Relationships in Middle Adulthood
Evolving Parent-Child Relationships
• Parents are stressed when adolescents do not exert
self-control and they have to direct them in multiple
areas of their life.
• Children who are young adults may still be financially
reliant upon their parents.
– Some still live at home
• Parents balance between staying in touch with the
young adult and interfering with their life choices.
• Living at home as a young adult differs according to
culture as well as location.
• Married children present new family members (in-laws)
who may or may not enrich their parents’ lives.
Grandparenting
• Grandparents have to choose between reckless
interference or painful neglect.
• Having grandchildren is viewed as a positive life event.
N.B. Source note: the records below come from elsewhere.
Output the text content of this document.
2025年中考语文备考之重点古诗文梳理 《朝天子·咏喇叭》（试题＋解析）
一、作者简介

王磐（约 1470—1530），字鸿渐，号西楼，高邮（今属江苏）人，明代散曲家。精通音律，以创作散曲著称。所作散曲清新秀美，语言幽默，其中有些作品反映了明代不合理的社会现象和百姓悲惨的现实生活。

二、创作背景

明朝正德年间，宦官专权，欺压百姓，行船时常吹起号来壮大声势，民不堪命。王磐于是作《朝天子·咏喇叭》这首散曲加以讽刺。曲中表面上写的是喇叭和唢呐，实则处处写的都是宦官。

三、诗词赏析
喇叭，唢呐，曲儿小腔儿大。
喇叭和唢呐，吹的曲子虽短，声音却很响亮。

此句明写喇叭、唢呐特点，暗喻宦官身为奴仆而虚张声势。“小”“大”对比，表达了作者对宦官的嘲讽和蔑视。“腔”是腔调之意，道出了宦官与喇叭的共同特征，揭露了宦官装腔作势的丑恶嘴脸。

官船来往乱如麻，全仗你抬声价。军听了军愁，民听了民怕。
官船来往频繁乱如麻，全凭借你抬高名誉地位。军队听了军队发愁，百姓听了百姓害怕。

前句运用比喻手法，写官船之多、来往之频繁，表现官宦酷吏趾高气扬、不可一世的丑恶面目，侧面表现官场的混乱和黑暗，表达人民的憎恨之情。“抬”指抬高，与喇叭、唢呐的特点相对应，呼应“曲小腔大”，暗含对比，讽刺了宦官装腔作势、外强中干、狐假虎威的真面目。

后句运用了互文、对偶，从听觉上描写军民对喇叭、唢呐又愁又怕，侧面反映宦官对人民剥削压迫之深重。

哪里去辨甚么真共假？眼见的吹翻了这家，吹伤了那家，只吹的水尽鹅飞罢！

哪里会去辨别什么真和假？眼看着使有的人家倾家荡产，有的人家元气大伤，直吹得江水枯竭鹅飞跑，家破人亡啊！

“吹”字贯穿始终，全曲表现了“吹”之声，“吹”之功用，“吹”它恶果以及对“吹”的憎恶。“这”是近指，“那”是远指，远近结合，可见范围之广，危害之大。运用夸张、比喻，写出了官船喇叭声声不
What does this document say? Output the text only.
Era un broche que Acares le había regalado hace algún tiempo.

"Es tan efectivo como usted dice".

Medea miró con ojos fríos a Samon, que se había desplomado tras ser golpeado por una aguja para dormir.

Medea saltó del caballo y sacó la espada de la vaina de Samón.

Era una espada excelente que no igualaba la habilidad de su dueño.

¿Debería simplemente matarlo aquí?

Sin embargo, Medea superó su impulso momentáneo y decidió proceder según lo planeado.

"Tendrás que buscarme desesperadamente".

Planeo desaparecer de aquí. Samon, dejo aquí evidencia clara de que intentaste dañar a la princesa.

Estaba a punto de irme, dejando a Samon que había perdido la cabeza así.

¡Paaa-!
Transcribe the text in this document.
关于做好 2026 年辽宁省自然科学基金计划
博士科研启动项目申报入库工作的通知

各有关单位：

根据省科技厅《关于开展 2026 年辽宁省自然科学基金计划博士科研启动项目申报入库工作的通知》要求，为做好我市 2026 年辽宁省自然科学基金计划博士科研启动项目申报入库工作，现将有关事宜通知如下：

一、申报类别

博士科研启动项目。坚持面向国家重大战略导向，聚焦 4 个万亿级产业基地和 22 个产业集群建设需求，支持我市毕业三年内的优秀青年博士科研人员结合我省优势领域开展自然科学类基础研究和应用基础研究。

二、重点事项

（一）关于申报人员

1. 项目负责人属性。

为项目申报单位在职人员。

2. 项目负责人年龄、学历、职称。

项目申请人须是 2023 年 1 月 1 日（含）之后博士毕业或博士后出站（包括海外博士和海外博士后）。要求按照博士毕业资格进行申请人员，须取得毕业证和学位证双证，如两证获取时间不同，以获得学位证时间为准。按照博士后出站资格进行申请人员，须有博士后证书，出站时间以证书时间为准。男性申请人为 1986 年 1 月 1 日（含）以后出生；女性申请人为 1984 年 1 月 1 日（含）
• Grandparents spend a higher proportion of their time
with their grandchildren in recreational and educational
activities.
• Grandchildren tend to spend more time with their
grandmothers than with their grandfathers all the way
through adolescence.
• Grandchildren tend to be more involved with maternal
grandparents than paternal grandparents.
Grandparenting (cont’d)
• Grandparents tend to have resources such as trips
available for grandchildren, but parents do the
caretaking.
• Grandparents have less influence on their grandchildren
when they live with them.
– Conflicts between adult children and grandparents ensue over
parenting
• Some grandparents end up the custodial parent to their
grandchildren.
– Changes the lifestyle of the middle adult and introduces
emotional challenges as well as balancing issues
Middle-Aged Children with Aging Parents
• Most elderly parents live near one of their middle-aged
children.
• Most burden of taking care of the elderly parents falls on
the middle-aged daughter
• Sandwich generation refers to middle-aged daughter
taking care of her own children and/or grandchildren as
well as her aging parents
• Middle-aged female may also be working, causing more
stress; if lucky, she will have a sibling living nearby to
help out
Siblings
• Most people in middle adulthood have at least one living
sibling.
• Nature of sibling relationships reflect the childhood
relationship
• Some sibling relationships get better as they take care
of aging parents together.
• On the other hand, sibling relationship may suffer if only
one of the siblings is taking care of the elderly parent.
Friends
• Adults in middle adulthood tend to have fewer friends.
• Middle-aged adults place value on the friends they do
have.
• Their friends tend to mirror them in interests, activities,
and years of mutual experiences.
• Male friends tend to be more competitive and less likely
to be intimate than female friends.
• Loss of a friend is felt very deeply.